Merger and acquisition of bank and financial institutions or financial consolidation has again become a need for the country. The number of ‘D’ class microfinance institutions has reached 90. There is no benefit of having such a large number of institutions. This breeds anomaly in the market. High number of banks is also costly. You can see up to 10 bank branches if you are wandering around a chowk where two branches would have been enough. This is only increasing cost. Merger and acquisition is even more important to reduce the financial intermediary cost. This is our regular agenda.
This is the time to focus on implementing policies to shield the economy from the impact of COVID-19 and help in recovery, the consolidation may not become a priority. The pandemic has already threatened the capacity to sustain and earn profit and distribute dividends like they have done in previous years. This is a high time for BFIs to embrace frugality and find cost-cutting measures. The time has now come for banks to think about their future. While thinking about the future, merger and acquisition should become an important agenda for banks and financial institutions even if we do not speak.

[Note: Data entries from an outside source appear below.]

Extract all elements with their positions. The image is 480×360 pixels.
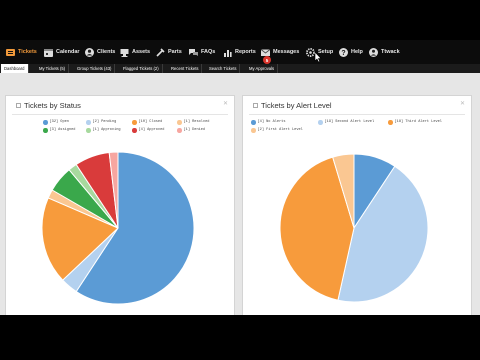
legend-item: [32] Open bbox=[43, 120, 69, 125]
nav-tickets[interactable]: Tickets bbox=[4, 40, 37, 64]
legend-label: [19] Second Alert Level bbox=[324, 120, 375, 125]
panel-title-text: Tickets by Status bbox=[24, 101, 81, 110]
nav-clients-label: Clients bbox=[97, 49, 116, 55]
legend-label: [2] Pending bbox=[92, 120, 117, 125]
legend-item: [4] No Alerts bbox=[251, 120, 286, 125]
legend-swatch bbox=[251, 120, 256, 125]
nav-assets[interactable]: Assets bbox=[118, 40, 150, 64]
messages-count-badge: 5 bbox=[263, 56, 271, 64]
ticket-subtabs: Dashboard My Tickets (5) Group Tickets (… bbox=[0, 64, 480, 73]
nav-parts-label: Parts bbox=[168, 49, 182, 55]
legend-item: [10] Closed bbox=[132, 120, 162, 125]
drag-handle-icon[interactable] bbox=[16, 103, 21, 108]
divider bbox=[249, 114, 465, 115]
calendar-icon bbox=[42, 46, 54, 58]
legend-item: [2] Pending bbox=[86, 120, 116, 125]
legend-swatch bbox=[318, 120, 323, 125]
nav-assets-label: Assets bbox=[132, 49, 151, 55]
nav-help[interactable]: ? Help bbox=[337, 40, 363, 64]
close-icon[interactable]: ✕ bbox=[460, 100, 465, 107]
legend-label: [32] Open bbox=[49, 120, 69, 125]
legend-swatch bbox=[388, 120, 393, 125]
legend-swatch bbox=[86, 128, 91, 133]
top-navigation-bar: Tickets Calendar Clients Assets Parts FA… bbox=[0, 40, 480, 64]
legend-swatch bbox=[251, 128, 256, 133]
clients-icon bbox=[83, 46, 95, 58]
nav-user-label: Ttwack bbox=[381, 49, 400, 55]
mouse-cursor-icon bbox=[314, 51, 322, 63]
legend-swatch bbox=[177, 120, 182, 125]
tab-group-tickets[interactable]: Group Tickets (43) bbox=[74, 64, 116, 73]
nav-clients[interactable]: Clients bbox=[83, 40, 115, 64]
legend-label: [2] First Alert Level bbox=[257, 128, 303, 133]
legend-label: [1] Resolved bbox=[183, 120, 210, 125]
divider bbox=[12, 114, 228, 115]
tickets-by-alert-level-pie bbox=[279, 153, 429, 303]
legend-swatch bbox=[177, 128, 182, 133]
nav-faqs-label: FAQs bbox=[201, 49, 216, 55]
tickets-by-status-pie bbox=[41, 151, 195, 305]
svg-text:?: ? bbox=[341, 50, 345, 57]
legend-swatch bbox=[43, 120, 48, 125]
tickets-icon bbox=[4, 46, 16, 58]
nav-reports[interactable]: Reports bbox=[221, 40, 256, 64]
legend-item: [1] Approving bbox=[86, 128, 121, 133]
legend-swatch bbox=[86, 120, 91, 125]
dashboard-content: Tickets by Status ✕ [32] Open [2] Pendin… bbox=[0, 73, 480, 337]
legend-label: [4] No Alerts bbox=[257, 120, 286, 125]
tab-dashboard[interactable]: Dashboard bbox=[1, 64, 29, 73]
legend-swatch bbox=[132, 128, 137, 133]
nav-calendar[interactable]: Calendar bbox=[42, 40, 80, 64]
tab-my-approvals[interactable]: My Approvals bbox=[246, 64, 279, 73]
nav-reports-label: Reports bbox=[235, 49, 256, 55]
legend-item: [19] Second Alert Level bbox=[318, 120, 374, 125]
legend-label: [10] Closed bbox=[138, 120, 163, 125]
nav-calendar-label: Calendar bbox=[56, 49, 80, 55]
panel-title: Tickets by Alert Level bbox=[253, 101, 332, 110]
reports-icon bbox=[221, 46, 233, 58]
legend-item: [1] Resolved bbox=[177, 120, 209, 125]
nav-help-label: Help bbox=[351, 49, 363, 55]
nav-parts[interactable]: Parts bbox=[154, 40, 182, 64]
legend-item: [4] Approved bbox=[132, 128, 164, 133]
legend-label: [18] Third Alert Level bbox=[394, 120, 442, 125]
tab-search-tickets[interactable]: Search Tickets bbox=[206, 64, 241, 73]
nav-tickets-label: Tickets bbox=[18, 49, 37, 55]
legend-label: [3] Assigned bbox=[49, 128, 76, 133]
nav-user[interactable]: Ttwack bbox=[367, 40, 400, 64]
user-icon bbox=[367, 46, 379, 58]
legend-label: [1] Denied bbox=[183, 128, 206, 133]
assets-icon bbox=[118, 46, 130, 58]
legend-label: [4] Approved bbox=[138, 128, 165, 133]
legend-swatch bbox=[43, 128, 48, 133]
faqs-icon bbox=[187, 46, 199, 58]
tab-my-tickets[interactable]: My Tickets (5) bbox=[36, 64, 70, 73]
nav-messages[interactable]: Messages 5 bbox=[259, 40, 299, 64]
panel-title: Tickets by Status bbox=[16, 101, 81, 110]
legend-item: [2] First Alert Level bbox=[251, 128, 303, 133]
legend-swatch bbox=[132, 120, 137, 125]
drag-handle-icon[interactable] bbox=[253, 103, 258, 108]
legend-item: [3] Assigned bbox=[43, 128, 75, 133]
close-icon[interactable]: ✕ bbox=[223, 100, 228, 107]
legend-item: [1] Denied bbox=[177, 128, 205, 133]
legend-label: [1] Approving bbox=[92, 128, 121, 133]
panel-tickets-by-status: Tickets by Status ✕ [32] Open [2] Pendin… bbox=[5, 95, 235, 337]
help-icon: ? bbox=[337, 46, 349, 58]
tab-flagged-tickets[interactable]: Flagged Tickets (2) bbox=[120, 64, 163, 73]
nav-messages-label: Messages bbox=[273, 49, 300, 55]
bottom-letterbox bbox=[0, 315, 480, 360]
tab-recent-tickets[interactable]: Recent Tickets bbox=[168, 64, 203, 73]
parts-icon bbox=[154, 46, 166, 58]
panel-tickets-by-alert-level: Tickets by Alert Level ✕ [4] No Alerts [… bbox=[242, 95, 472, 337]
legend-item: [18] Third Alert Level bbox=[388, 120, 442, 125]
nav-faqs[interactable]: FAQs bbox=[187, 40, 215, 64]
panel-title-text: Tickets by Alert Level bbox=[261, 101, 332, 110]
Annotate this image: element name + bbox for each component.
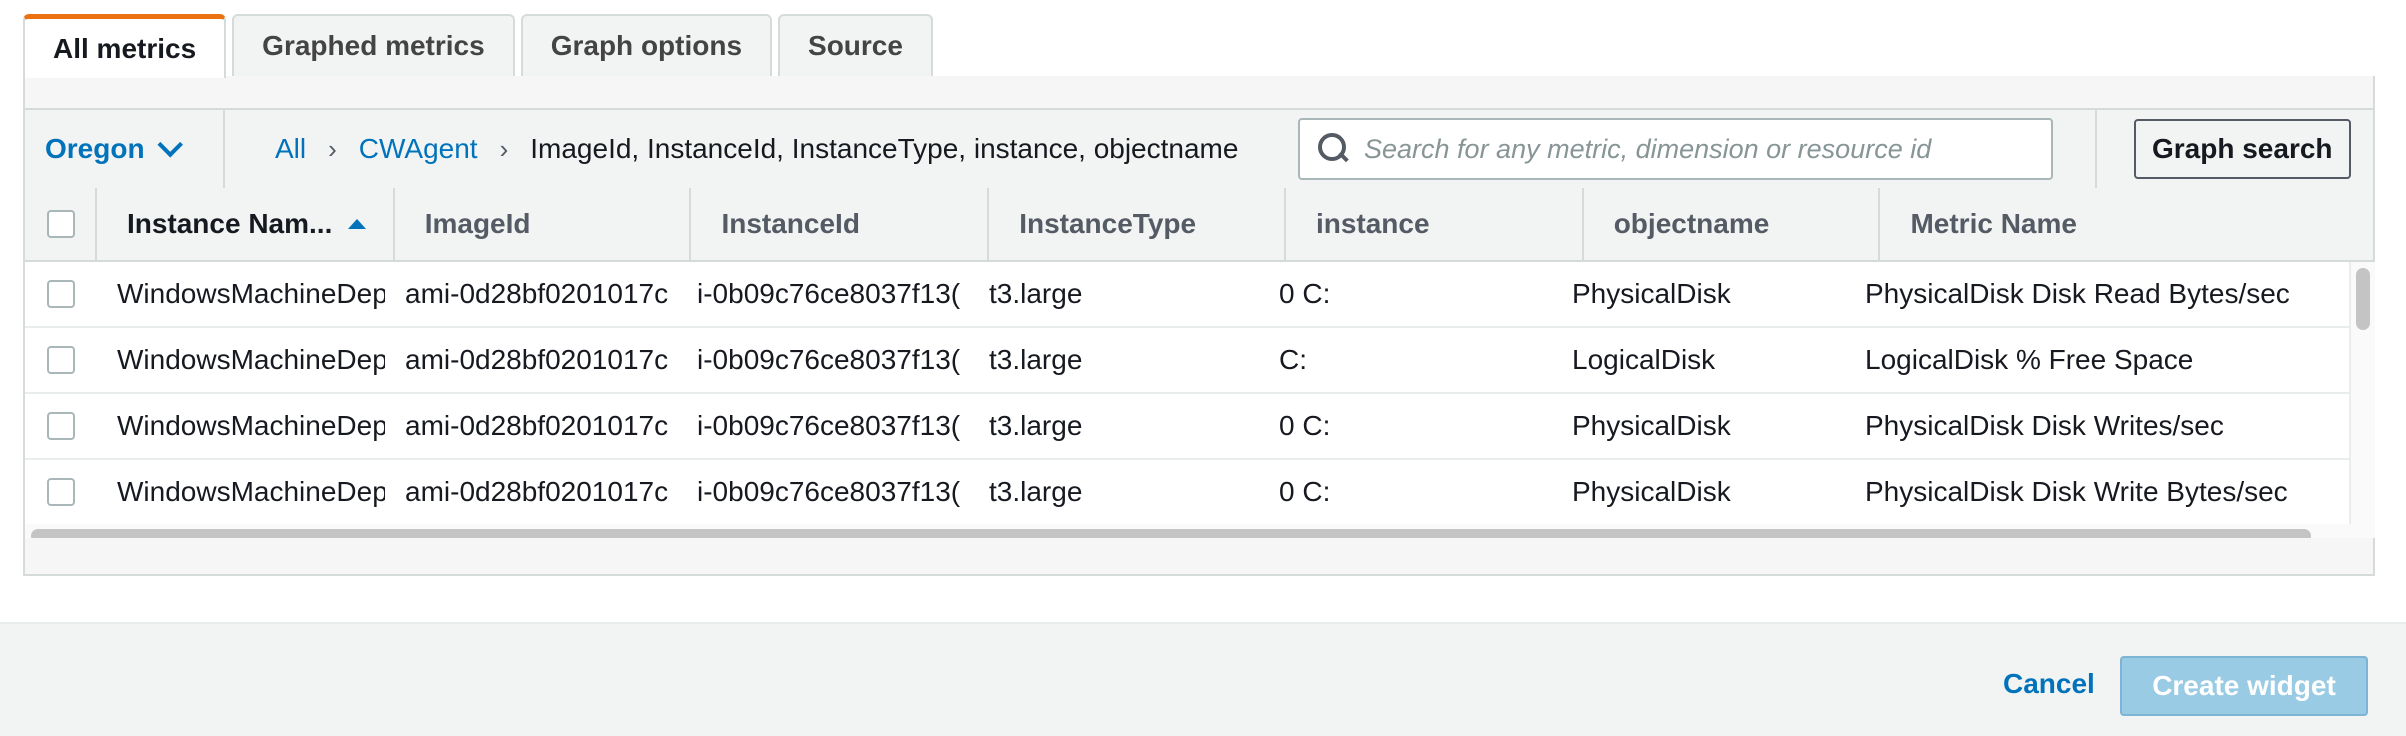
column-header-image-id[interactable]: ImageId [395, 188, 692, 260]
table-row[interactable]: WindowsMachineDep ami-0d28bf0201017c i-0… [25, 328, 2351, 394]
table-body: WindowsMachineDep ami-0d28bf0201017c i-0… [25, 262, 2351, 526]
region-label: Oregon [45, 133, 145, 164]
cell-metric-name: PhysicalDisk Disk Writes/sec [1865, 410, 2224, 441]
cell-image-id: ami-0d28bf0201017c [405, 476, 669, 507]
breadcrumb-namespace[interactable]: CWAgent [359, 133, 478, 165]
cell-objectname: LogicalDisk [1572, 344, 1716, 375]
sort-ascending-icon [348, 219, 367, 229]
cell-objectname: PhysicalDisk [1572, 410, 1731, 441]
cancel-button[interactable]: Cancel [1997, 658, 2101, 710]
row-checkbox[interactable] [47, 280, 75, 308]
cell-metric-name: PhysicalDisk Disk Read Bytes/sec [1865, 278, 2290, 309]
breadcrumb-all[interactable]: All [275, 133, 306, 165]
cell-instance-type: t3.large [989, 476, 1083, 507]
row-checkbox[interactable] [47, 412, 75, 440]
cell-image-id: ami-0d28bf0201017c [405, 278, 669, 309]
column-header-metric-name[interactable]: Metric Name [1880, 188, 2375, 260]
breadcrumb: All › CWAgent › ImageId, InstanceId, Ins… [275, 110, 1238, 188]
cell-instance-id: i-0b09c76ce8037f13( [697, 476, 961, 507]
cell-instance-id: i-0b09c76ce8037f13( [697, 410, 961, 441]
select-all-cell [25, 188, 97, 260]
select-all-checkbox[interactable] [47, 210, 75, 238]
table-row[interactable]: WindowsMachineDep ami-0d28bf0201017c i-0… [25, 460, 2351, 526]
cell-instance-name: WindowsMachineDep [117, 344, 385, 375]
column-header-instance-id[interactable]: InstanceId [691, 188, 990, 260]
column-header-objectname[interactable]: objectname [1584, 188, 1881, 260]
toolbar-divider [2095, 110, 2097, 188]
vertical-scrollbar[interactable] [2349, 262, 2375, 524]
breadcrumb-current: ImageId, InstanceId, InstanceType, insta… [530, 133, 1239, 164]
metrics-panel: Oregon All › CWAgent › ImageId, Instance… [23, 76, 2375, 576]
breadcrumb-separator-icon: › [328, 133, 337, 164]
cell-image-id: ami-0d28bf0201017c [405, 344, 669, 375]
cell-instance-name: WindowsMachineDep [117, 410, 385, 441]
table-row[interactable]: WindowsMachineDep ami-0d28bf0201017c i-0… [25, 262, 2351, 328]
tab-graphed-metrics[interactable]: Graphed metrics [232, 14, 515, 76]
cell-objectname: PhysicalDisk [1572, 476, 1731, 507]
cell-image-id: ami-0d28bf0201017c [405, 410, 669, 441]
tab-bar: All metrics Graphed metrics Graph option… [23, 14, 933, 78]
horizontal-scrollbar[interactable] [25, 524, 2375, 538]
dialog-footer: Cancel Create widget [0, 622, 2406, 736]
cell-instance-id: i-0b09c76ce8037f13( [697, 344, 961, 375]
metrics-toolbar: Oregon All › CWAgent › ImageId, Instance… [25, 108, 2373, 190]
cell-metric-name: PhysicalDisk Disk Write Bytes/sec [1865, 476, 2288, 507]
column-header-instance-type[interactable]: InstanceType [989, 188, 1286, 260]
cell-instance-id: i-0b09c76ce8037f13( [697, 278, 961, 309]
cell-instance-name: WindowsMachineDep [117, 476, 385, 507]
toolbar-divider [223, 110, 225, 188]
tab-graph-options[interactable]: Graph options [520, 14, 773, 76]
create-widget-button[interactable]: Create widget [2120, 656, 2368, 716]
tab-all-metrics[interactable]: All metrics [23, 14, 227, 78]
cell-instance-type: t3.large [989, 278, 1083, 309]
metric-search-box[interactable] [1298, 118, 2053, 180]
region-selector[interactable]: Oregon [45, 110, 183, 188]
row-checkbox[interactable] [47, 478, 75, 506]
chevron-down-icon [157, 132, 183, 158]
horizontal-scroll-thumb[interactable] [31, 529, 2311, 538]
cell-instance: 0 C: [1279, 476, 1331, 507]
breadcrumb-separator-icon: › [499, 133, 509, 164]
search-input[interactable] [1362, 132, 2051, 166]
graph-search-button[interactable]: Graph search [2134, 119, 2351, 179]
vertical-scroll-thumb[interactable] [2356, 268, 2370, 330]
row-checkbox[interactable] [47, 346, 75, 374]
cell-instance-name: WindowsMachineDep [117, 278, 385, 309]
tab-source[interactable]: Source [778, 14, 933, 76]
cell-objectname: PhysicalDisk [1572, 278, 1731, 309]
cell-instance-type: t3.large [989, 344, 1083, 375]
cell-instance-type: t3.large [989, 410, 1083, 441]
cell-instance: C: [1279, 344, 1307, 375]
column-header-instance-name[interactable]: Instance Nam... [97, 188, 395, 260]
table-row[interactable]: WindowsMachineDep ami-0d28bf0201017c i-0… [25, 394, 2351, 460]
column-header-instance[interactable]: instance [1286, 188, 1584, 260]
cell-metric-name: LogicalDisk % Free Space [1865, 344, 2194, 375]
cell-instance: 0 C: [1279, 410, 1331, 441]
table-header: Instance Nam... ImageId InstanceId Insta… [25, 188, 2375, 262]
search-icon [1314, 129, 1354, 169]
cell-instance: 0 C: [1279, 278, 1331, 309]
metrics-table: Instance Nam... ImageId InstanceId Insta… [25, 188, 2375, 538]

In response to the impacts of COVID-19, merger and acquisition should be banks’ agenda.
People are switching to digital payment systems. So has the cyber security risk. However, service providers have not invested enough to mitigate cyber security threats.
It is obvious that cyber security issues will increase as more people switch to digital platforms. To mitigate cyber security threats, investments should be made in information technology. The central bank has already issued a circular on the risk associated with information technology and digital payment. Even digital service providers are cautious about cyber security issues. You cannot completely rule out the possibility of online frauds and cyber threats.
We need to make sure that the consumers do not have to bear the brunt of such risks. Service providers should have adequate capital or cushion to protect from unexpected shocks. The central bank is also preparing to introduce a national payment gateway switch. The central bank is working to make a strong digital payment system in the country.
Questions have been raised about the autonomy of the Nepal Rastra Bank (NRB) in recent years. The autonomy of various central banks around the world is also under the assault. Some critics even say that NRB often remains a shadow of the Ministry of Finance. As a career central banker who now leads the NRB, do you think the institution will be able to exercise full autonomy?
Central banks around the world are generally independent from the government to formulate and implement their monetary policies. We should not ignore the fact that the central bank is also an organ of the government. So the central bank brings out programs and policies as per the targets, programs and policies of the government or support the government in the banking system. The central bank cannot remain an island in a country or act like it came from a different planet.
The central bank should exercise its autonomous role of formulating and implementing the monetary policy without government intervention. The Nepal Rastra Bank Act, 2002 defines the central bank as an autonomous institution. Despite various political changes, everyone has respected the autonomy of the central bank. If there is any institution that is autonomous, it’s the Nepal Rastra Bank. We will definitely protect our autonomy.